Akram Yari, a leader of the Maoist movement in Afghanistan, was Ahmad's teacher in Naderia High School and he deeply influenced Ahmad’s political beliefs. Yari was leader of Progressive Youth Organization (PYO), a Maoist organisation which was formed on 6 October 1965. Later, Ahmad parted ways with PYO and formed the Revolutionary Group of People of Afghanistan.

After graduating from high school, Ahmad entered the Medical Faculty of Kabul University. During these years he would establish the Revolutionary Group of People of Afghanistan which was later named Afghanistan Liberation Organization (ALO).

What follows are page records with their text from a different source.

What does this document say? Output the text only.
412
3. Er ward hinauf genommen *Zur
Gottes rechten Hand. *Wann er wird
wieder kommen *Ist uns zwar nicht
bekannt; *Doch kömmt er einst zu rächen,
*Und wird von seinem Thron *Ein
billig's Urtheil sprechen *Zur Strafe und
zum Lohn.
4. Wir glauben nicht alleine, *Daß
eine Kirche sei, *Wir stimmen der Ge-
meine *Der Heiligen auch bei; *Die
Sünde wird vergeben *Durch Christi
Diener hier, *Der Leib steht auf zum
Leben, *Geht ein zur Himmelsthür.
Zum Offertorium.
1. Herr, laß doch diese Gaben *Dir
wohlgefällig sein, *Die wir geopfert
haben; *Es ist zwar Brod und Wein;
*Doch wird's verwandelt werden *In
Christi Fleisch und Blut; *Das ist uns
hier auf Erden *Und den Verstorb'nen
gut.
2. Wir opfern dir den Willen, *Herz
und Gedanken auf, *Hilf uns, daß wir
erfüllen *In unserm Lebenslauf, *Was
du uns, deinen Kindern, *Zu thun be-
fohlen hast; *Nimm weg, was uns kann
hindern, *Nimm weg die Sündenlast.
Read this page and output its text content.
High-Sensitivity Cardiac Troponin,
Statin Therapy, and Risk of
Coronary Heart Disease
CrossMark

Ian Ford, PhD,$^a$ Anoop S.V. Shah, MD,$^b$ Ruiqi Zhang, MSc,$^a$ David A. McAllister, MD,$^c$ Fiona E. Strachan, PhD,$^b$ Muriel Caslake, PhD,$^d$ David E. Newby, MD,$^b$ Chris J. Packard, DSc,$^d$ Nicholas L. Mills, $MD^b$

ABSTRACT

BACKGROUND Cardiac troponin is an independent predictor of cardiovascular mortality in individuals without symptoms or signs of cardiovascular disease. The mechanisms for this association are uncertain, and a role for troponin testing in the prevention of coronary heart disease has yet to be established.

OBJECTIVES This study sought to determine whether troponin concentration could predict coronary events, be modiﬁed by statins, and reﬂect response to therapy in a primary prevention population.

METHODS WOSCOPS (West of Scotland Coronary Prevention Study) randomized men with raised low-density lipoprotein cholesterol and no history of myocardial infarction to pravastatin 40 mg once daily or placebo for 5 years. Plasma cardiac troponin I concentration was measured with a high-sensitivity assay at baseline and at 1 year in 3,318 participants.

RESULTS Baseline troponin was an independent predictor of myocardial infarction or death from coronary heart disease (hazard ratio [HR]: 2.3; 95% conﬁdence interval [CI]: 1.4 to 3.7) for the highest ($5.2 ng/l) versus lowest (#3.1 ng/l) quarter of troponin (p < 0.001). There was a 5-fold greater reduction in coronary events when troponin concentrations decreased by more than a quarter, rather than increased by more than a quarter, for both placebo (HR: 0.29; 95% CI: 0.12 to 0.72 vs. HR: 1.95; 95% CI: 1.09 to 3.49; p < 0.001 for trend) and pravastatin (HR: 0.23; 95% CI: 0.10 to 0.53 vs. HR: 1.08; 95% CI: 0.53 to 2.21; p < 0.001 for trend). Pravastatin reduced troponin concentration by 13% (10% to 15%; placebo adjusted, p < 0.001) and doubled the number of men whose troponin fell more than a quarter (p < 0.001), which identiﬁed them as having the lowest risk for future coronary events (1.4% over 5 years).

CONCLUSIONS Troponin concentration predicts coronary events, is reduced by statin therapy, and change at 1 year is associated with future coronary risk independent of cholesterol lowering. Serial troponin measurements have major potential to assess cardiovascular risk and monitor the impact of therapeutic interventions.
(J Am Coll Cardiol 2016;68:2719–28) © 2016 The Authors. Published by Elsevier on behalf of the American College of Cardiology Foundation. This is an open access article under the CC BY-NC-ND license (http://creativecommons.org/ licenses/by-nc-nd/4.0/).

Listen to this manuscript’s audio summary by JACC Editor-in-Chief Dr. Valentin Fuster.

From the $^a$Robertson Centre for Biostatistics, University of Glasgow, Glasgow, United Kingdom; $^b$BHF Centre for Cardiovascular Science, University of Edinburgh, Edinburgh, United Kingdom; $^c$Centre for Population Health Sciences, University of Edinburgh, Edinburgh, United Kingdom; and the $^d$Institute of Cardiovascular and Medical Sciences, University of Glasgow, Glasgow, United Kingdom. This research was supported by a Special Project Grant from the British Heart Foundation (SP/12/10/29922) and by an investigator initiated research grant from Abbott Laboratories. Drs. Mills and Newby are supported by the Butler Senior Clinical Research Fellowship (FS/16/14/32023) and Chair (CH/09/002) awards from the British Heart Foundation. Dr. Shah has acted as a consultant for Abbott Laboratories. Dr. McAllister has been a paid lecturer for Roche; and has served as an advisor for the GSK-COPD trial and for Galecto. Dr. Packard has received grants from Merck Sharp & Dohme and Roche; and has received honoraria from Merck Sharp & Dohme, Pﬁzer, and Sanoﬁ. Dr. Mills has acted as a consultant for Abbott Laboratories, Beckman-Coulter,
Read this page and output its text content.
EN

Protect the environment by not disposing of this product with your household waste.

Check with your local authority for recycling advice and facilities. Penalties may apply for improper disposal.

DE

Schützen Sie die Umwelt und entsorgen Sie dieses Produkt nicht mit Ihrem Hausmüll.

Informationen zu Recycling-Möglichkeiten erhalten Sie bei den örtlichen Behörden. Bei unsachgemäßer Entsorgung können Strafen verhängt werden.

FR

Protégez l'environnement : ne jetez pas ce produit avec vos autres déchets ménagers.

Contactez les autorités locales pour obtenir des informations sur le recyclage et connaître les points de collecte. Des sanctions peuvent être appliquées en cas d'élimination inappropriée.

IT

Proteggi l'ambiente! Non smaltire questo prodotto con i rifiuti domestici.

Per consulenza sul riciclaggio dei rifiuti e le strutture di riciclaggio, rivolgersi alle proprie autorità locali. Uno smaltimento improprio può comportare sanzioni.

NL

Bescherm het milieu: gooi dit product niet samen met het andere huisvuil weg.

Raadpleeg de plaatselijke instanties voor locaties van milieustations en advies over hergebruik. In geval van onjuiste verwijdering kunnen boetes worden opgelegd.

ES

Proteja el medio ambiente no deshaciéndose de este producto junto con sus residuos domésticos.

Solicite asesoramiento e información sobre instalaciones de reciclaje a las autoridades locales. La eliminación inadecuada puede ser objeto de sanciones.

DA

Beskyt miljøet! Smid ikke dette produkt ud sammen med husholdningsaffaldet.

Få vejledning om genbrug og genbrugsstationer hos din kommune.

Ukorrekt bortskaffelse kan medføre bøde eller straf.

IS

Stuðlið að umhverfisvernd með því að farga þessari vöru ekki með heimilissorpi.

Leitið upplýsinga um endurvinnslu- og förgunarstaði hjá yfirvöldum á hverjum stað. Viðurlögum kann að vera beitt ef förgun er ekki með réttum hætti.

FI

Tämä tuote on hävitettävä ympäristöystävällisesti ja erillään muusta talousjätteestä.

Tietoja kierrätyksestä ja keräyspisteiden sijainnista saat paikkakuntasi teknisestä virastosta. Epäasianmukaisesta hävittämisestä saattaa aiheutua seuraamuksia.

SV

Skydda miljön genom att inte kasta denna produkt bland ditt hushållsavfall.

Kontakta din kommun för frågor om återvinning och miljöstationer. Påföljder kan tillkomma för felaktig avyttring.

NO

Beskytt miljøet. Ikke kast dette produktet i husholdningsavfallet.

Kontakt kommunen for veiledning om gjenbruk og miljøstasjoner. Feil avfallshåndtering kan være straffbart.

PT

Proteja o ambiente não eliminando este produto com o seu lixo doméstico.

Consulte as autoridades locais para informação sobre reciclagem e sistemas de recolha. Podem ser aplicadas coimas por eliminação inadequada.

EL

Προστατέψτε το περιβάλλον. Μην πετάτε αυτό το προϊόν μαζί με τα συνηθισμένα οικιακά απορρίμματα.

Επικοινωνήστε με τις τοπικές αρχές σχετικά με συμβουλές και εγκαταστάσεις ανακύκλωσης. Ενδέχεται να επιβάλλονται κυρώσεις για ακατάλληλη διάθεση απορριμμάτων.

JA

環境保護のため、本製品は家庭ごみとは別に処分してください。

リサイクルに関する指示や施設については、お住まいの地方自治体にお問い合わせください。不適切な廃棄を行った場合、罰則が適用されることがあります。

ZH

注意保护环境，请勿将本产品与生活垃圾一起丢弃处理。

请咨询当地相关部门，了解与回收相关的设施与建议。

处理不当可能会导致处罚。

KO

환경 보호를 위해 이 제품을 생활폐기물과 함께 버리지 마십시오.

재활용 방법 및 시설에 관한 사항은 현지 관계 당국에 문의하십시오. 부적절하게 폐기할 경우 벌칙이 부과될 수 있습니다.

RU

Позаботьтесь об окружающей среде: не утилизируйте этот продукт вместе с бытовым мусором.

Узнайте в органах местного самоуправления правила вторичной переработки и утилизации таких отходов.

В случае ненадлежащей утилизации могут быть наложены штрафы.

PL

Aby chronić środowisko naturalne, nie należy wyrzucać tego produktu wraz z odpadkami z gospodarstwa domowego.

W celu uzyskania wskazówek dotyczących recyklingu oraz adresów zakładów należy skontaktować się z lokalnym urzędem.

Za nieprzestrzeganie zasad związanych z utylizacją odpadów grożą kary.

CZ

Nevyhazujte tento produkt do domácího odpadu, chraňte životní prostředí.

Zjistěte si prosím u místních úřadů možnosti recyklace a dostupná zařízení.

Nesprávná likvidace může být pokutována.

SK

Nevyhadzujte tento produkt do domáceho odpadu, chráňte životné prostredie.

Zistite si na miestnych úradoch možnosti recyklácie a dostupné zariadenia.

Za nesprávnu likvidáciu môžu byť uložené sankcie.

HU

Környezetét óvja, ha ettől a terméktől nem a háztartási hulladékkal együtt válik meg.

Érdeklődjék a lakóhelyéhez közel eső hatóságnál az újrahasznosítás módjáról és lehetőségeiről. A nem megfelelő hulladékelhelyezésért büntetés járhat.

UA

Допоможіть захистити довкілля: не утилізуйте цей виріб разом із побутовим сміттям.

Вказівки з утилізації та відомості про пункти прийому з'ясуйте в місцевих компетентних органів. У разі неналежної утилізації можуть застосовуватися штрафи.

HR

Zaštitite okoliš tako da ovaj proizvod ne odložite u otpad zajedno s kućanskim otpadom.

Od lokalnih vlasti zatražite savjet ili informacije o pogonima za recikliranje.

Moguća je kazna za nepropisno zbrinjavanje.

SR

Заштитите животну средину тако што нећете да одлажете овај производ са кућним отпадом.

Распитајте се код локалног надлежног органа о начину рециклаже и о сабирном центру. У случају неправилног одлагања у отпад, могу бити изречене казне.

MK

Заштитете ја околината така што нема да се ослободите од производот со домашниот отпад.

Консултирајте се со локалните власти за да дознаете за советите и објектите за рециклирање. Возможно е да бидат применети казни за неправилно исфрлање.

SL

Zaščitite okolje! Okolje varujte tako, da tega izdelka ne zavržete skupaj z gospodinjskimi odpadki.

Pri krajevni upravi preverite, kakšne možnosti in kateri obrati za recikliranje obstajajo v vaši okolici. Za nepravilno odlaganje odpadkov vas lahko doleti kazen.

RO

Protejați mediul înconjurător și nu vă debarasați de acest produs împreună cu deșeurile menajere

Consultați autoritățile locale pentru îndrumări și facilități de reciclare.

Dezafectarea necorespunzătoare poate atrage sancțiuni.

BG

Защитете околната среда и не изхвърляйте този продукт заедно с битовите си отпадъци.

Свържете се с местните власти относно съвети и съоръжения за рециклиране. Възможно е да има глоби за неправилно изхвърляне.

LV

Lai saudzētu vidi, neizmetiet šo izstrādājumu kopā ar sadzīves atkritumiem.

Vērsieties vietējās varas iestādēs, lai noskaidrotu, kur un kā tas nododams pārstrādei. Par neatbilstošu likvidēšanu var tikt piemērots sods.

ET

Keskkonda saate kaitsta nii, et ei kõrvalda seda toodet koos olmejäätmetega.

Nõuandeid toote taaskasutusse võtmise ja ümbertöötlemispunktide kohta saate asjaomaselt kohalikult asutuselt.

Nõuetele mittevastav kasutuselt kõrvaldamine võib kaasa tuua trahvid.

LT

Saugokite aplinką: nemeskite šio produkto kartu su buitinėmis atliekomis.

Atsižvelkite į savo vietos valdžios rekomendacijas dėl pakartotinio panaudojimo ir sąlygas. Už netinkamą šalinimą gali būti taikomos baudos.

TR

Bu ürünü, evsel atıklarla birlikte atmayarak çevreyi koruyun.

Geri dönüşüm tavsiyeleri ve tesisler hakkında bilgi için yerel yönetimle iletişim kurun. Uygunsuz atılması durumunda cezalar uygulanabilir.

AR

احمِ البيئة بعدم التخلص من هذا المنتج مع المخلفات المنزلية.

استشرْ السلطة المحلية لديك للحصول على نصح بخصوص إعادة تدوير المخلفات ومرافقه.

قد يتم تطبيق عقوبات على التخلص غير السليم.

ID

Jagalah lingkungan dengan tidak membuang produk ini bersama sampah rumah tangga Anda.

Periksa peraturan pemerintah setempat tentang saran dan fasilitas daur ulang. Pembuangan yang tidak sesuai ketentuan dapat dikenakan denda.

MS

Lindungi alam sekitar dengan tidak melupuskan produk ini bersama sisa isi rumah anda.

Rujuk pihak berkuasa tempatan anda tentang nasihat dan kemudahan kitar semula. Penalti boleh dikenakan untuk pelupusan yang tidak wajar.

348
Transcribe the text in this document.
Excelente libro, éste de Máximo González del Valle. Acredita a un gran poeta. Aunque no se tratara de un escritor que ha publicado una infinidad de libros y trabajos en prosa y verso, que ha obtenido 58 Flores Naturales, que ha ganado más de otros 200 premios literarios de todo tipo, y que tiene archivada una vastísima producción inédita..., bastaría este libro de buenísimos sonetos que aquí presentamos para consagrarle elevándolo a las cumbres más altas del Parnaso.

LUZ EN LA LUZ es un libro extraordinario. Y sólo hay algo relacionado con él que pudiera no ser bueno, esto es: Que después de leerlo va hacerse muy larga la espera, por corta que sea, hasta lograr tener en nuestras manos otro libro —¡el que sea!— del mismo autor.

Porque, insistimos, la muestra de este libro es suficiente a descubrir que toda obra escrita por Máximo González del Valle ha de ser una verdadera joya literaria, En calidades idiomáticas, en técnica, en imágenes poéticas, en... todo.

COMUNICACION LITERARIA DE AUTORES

== Anti government activity ==
On April 27, 1978, military officers loyal to the PDPA launched a "revolution" on the orders of Hafizullah Amin in what would become known as the Saur Revolution. Despite bringing the communist Khalqists into power many smaller socialist groups rejected the Khalqists rule for various reasons including the Pashtun hegemony of the new government, mistreatment of ethnic minorities, and their Soviet Influence. On August 5, 1979, a united front of anti-Khalqist Marxists and moderate Islamists attempted an uprising in southern Kabul. The uprising lasted 5 hours and was brutally crushed by the Khalqist government's MiG aircraft, artillery and tanks.

== Soviet-Afghan War ==
During the onset of the Soviet intervention in Afghanistan, Faiz Ahmad, instrumental in the re-organisation of the Afghanistan Liberation Organization, set the slogan "All resources at the service of liberation fronts!" as the interim objective of all "revolutionary struggle". During this time and under Faiz's leadership, the ALO decided to join the Islamist political forces in forming united fronts against the Soviet Union and the PDPA-Parcham government.

He wrote Mash'al-i Rehayi (The Beacon of Emancipation), an ALO political-theoretical publication, where he analysed the situation and established political and strategic lines for ALO activities.

== Assassination ==

Ahmad was assassinated along with six other ALO members by Gulbuddin Hekmatyar's Hezb-i-Islami on 12 November 1986 in Peshawar, Pakistan.

== Personal life ==

Ahmad married Meena Keshwar Kamal in 1976. Kamal was assassinated in Quetta, Pakistan on 4 February 1987. Reports vary as to who the assassins were, but are believed to have been agents of the Afghan Intelligence Service KHAD, the Afghan secret police. In May 2002, two men were hanged in Pakistan after being convicted of Kamal's murder.